Detached Provenance Analysis

PhD Thesis, Universität Tübingen, 2020.

Data provenance is the research field of the algorithmic derivation of the source and processing history of data. In this work, the derivation of Where— and Why—provenance in sub—cell—level granularity is pursued for a rich SQL dialect. For example, we support the provenance analysis for individual elements of nested rows and/or arrays. The SQL dialect incorporates window functions and correlated subqueries.

We accomplish this goal using a novel method called detached provenance analysis. This method carries out a SQL—level rewrite of any user query Q, yielding (Q¹, Q²). Employing two queries facilitates a low—invasive provenance analysis, i.e. both queries can be evaluated using an unmodified DBMS as backend. The queries implement a split of responsibilities: Q¹ carries out a runtime analysis and Q² derives the actual data provenance. One drawback of this method is that a synchronization overhead between Q¹ and Q² is induced. Experiments quantify the overheads based on the TPC‒H benchmark and the PostgreSQL DBMS.
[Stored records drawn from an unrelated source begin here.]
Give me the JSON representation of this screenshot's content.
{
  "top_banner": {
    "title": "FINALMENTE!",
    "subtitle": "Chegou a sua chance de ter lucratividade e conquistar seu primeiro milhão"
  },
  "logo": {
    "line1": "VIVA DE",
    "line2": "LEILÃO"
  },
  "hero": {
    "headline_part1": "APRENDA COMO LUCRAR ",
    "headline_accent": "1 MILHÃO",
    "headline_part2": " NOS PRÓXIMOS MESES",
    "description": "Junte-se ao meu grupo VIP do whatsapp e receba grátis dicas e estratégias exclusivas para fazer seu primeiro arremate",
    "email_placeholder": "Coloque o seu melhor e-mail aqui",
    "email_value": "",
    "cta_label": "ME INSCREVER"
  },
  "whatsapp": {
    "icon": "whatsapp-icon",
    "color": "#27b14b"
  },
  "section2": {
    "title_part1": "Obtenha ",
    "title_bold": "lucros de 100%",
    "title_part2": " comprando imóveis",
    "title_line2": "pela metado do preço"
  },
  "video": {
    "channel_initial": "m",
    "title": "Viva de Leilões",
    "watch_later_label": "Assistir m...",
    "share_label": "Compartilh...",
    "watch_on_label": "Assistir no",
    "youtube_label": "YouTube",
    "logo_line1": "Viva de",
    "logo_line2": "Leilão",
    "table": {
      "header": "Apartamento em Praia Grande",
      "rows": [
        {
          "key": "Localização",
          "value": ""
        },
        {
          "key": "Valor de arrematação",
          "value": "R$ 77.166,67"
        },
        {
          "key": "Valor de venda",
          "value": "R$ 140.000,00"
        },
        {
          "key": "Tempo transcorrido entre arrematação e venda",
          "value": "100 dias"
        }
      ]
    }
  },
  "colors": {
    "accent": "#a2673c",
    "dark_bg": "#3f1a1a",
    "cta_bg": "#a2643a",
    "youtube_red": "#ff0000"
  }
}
A second set of experiments carried out in row—level granularity compares our approach with the PERM approach (as described by B. Glavic et al.). The aggregated results show that basic queries (typically, a single SFW expression with aggregations) perform slightly better in the PERM approach while complex queries (nested SFW expressions and correlated subqueries) perform considerably better in our approach.